CFSv2-based sub-seasonal precipitation and temperature forecast skill over the contiguous United States
- 1Department of Civil and Environmental Engineering, Princeton University, Princeton, New Jersey 08544, USA
- 2Department of Crop, Soil, and Environmental Sciences, Auburn University, Auburn, Alabama 36849, USA
- 3CAS Key Laboratory of Regional Climate-Environment for Temperate East Asia (RCE-TEA), Institute of Atmospheric Physics, Chinese Academy of Sciences, Beijing 100029, China
Abstract. This paper explored the potential of a global climate model for sub-seasonal forecasting of precipitation and 2 m air temperature. The categorical forecast skill of 10 precipitation and temperature indices was investigated using the 28-year sub-seasonal hindcasts from the Climate Forecast System version 2 (CFSv2) over the contiguous United States (CONUS).
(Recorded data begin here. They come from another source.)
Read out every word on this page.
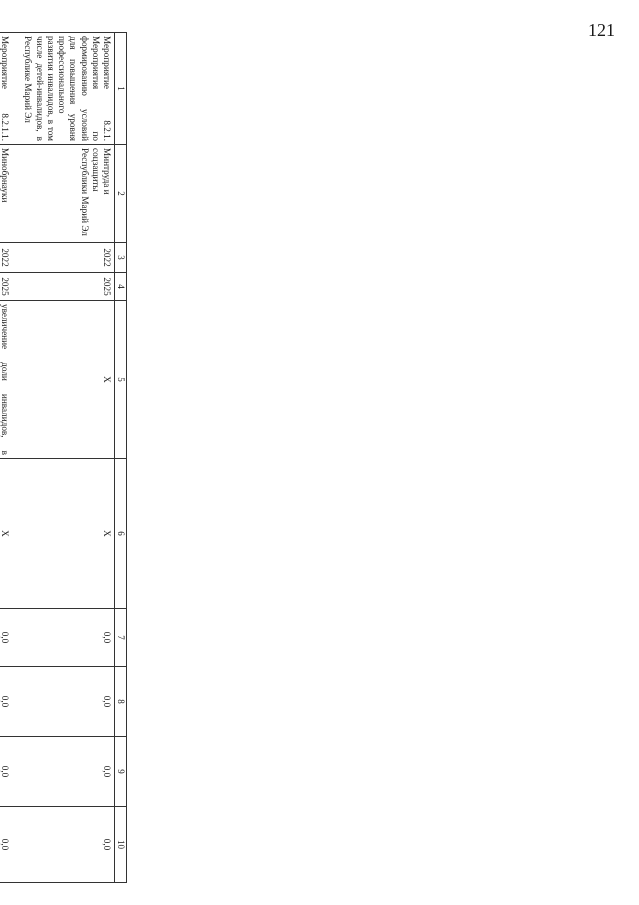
121
1	2	3	4	5	6	7	8	9	10
Мероприятие 8.2.1. Мероприятия по формированию условий для повышения уровня профессионального развития инвалидов, в том числе детей-инвалидов, в Республике Марий Эл	Минтруда и соцзащиты Республики Марий Эл	2022	2025	X	X	0,0	0,0	0,0	0,0
Мероприятие 8.2.1.1.	Минобрнауки	2022	2025	увеличение доли инвалидов, в	X	0,0	0,0	0,0	0,0
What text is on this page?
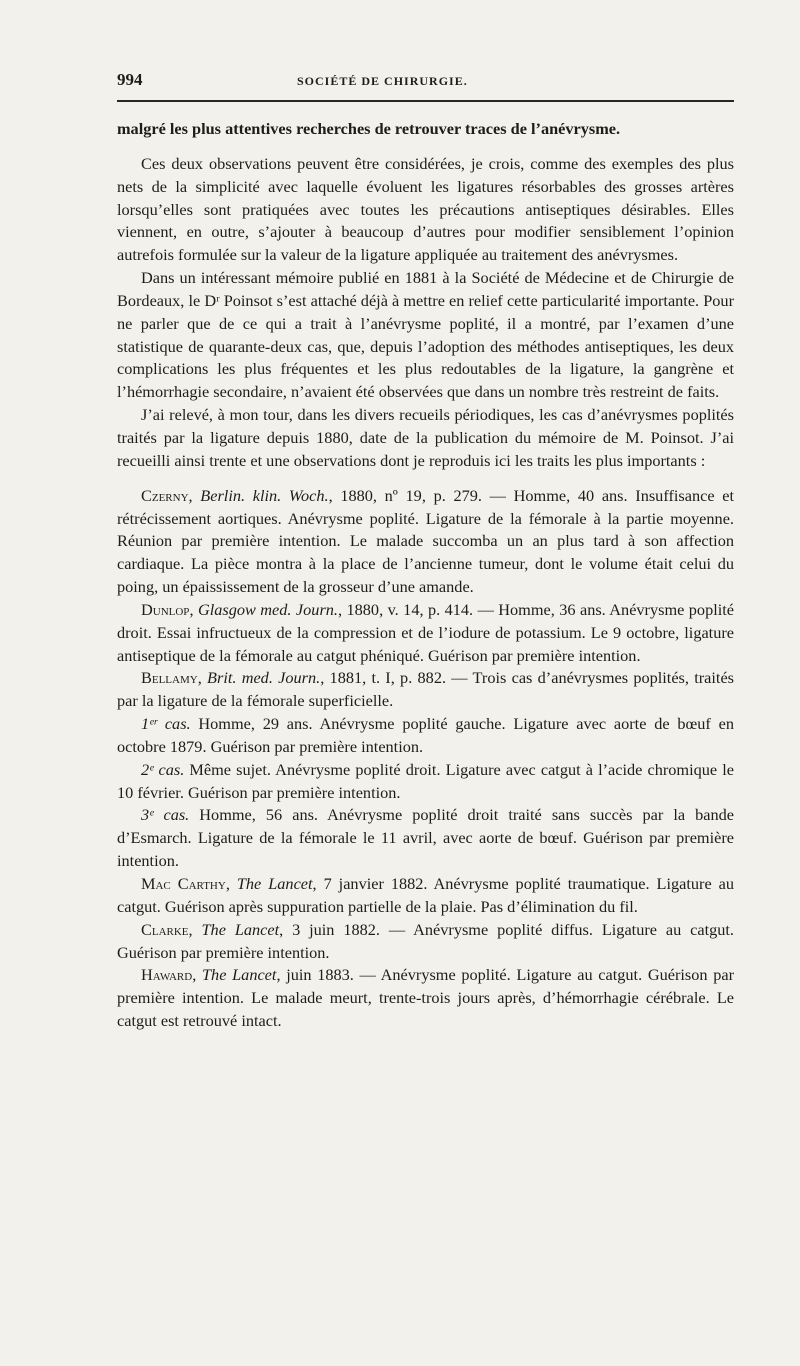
994	SOCIÉTÉ DE CHIRURGIE.

malgré les plus attentives recherches de retrouver traces de l’anévrysme.

Ces deux observations peuvent être considérées, je crois, comme des exemples des plus nets de la simplicité avec laquelle évoluent les ligatures résorbables des grosses artères lorsqu’elles sont pratiquées avec toutes les précautions antiseptiques désirables. Elles viennent, en outre, s’ajouter à beaucoup d’autres pour modifier sensiblement l’opinion autrefois formulée sur la valeur de la ligature appliquée au traitement des anévrysmes.

Dans un intéressant mémoire publié en 1881 à la Société de Médecine et de Chirurgie de Bordeaux, le Dʳ Poinsot s’est attaché déjà à mettre en relief cette particularité importante. Pour ne parler que de ce qui a trait à l’anévrysme poplité, il a montré, par l’examen d’une statistique de quarante-deux cas, que, depuis l’adoption des méthodes antiseptiques, les deux complications les plus fréquentes et les plus redoutables de la ligature, la gangrène et l’hémorrhagie secondaire, n’avaient été observées que dans un nombre très restreint de faits.

J’ai relevé, à mon tour, dans les divers recueils périodiques, les cas d’anévrysmes poplités traités par la ligature depuis 1880, date de la publication du mémoire de M. Poinsot. J’ai recueilli ainsi trente et une observations dont je reproduis ici les traits les plus importants :

Czerny, Berlin. klin. Woch., 1880, nº 19, p. 279. — Homme, 40 ans. Insuffisance et rétrécissement aortiques. Anévrysme poplité. Ligature de la fémorale à la partie moyenne. Réunion par première intention. Le malade succomba un an plus tard à son affection cardiaque. La pièce montra à la place de l’ancienne tumeur, dont le volume était celui du poing, un épaississement de la grosseur d’une amande.

Dunlop, Glasgow med. Journ., 1880, v. 14, p. 414. — Homme, 36 ans. Anévrysme poplité droit. Essai infructueux de la compression et de l’iodure de potassium. Le 9 octobre, ligature antiseptique de la fémorale au catgut phéniqué. Guérison par première intention.

Bellamy, Brit. med. Journ., 1881, t. I, p. 882. — Trois cas d’anévrysmes poplités, traités par la ligature de la fémorale superficielle.

1ᵉʳ cas. Homme, 29 ans. Anévrysme poplité gauche. Ligature avec aorte de bœuf en octobre 1879. Guérison par première intention.

2ᵉ cas. Même sujet. Anévrysme poplité droit. Ligature avec catgut à l’acide chromique le 10 février. Guérison par première intention.

3ᵉ cas. Homme, 56 ans. Anévrysme poplité droit traité sans succès par la bande d’Esmarch. Ligature de la fémorale le 11 avril, avec aorte de bœuf. Guérison par première intention.

Mac Carthy, The Lancet, 7 janvier 1882. Anévrysme poplité traumatique. Ligature au catgut. Guérison après suppuration partielle de la plaie. Pas d’élimination du fil.

Clarke, The Lancet, 3 juin 1882. — Anévrysme poplité diffus. Ligature au catgut. Guérison par première intention.

Haward, The Lancet, juin 1883. — Anévrysme poplité. Ligature au catgut. Guérison par première intention. Le malade meurt, trente-trois jours après, d’hémorrhagie cérébrale. Le catgut est retrouvé intact.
The forecast skill for mean precipitation and temperature as well as for the frequency and duration of extremes was highly dependent on the forecasting indices, regions, seasons, and leads. Forecasts for 7- and 14-day temperature indices showed skill even at weeks 3 and 4, and generally were more skillful than precipitation indices. Overall, temperature indices showed higher skill than precipitation indices over the entire CONUS region at sub-seasonal scale. While the forecast skill related to mean precipitations was low in summer over the CONUS, the number of rainy days, number of consecutive rainy days, and number of consecutive dry days showed considerably high skill for the western coastal region. The presence of active Madden–Julian Oscillation (MJO) events improved CFSv2 weekly mean precipitation forecast skill over most parts of the CONUS, but it did not necessarily improve the weekly mean temperature forecasts. The 30-day forecasts of precipitation and temperature indices calculated from the downscaled monthly CFSv2 forecasts were less skillful than those calculated directly from CFSv2 daily forecasts, suggesting the usefulness of CFSv2 for sub-seasonal hydrological forecasting.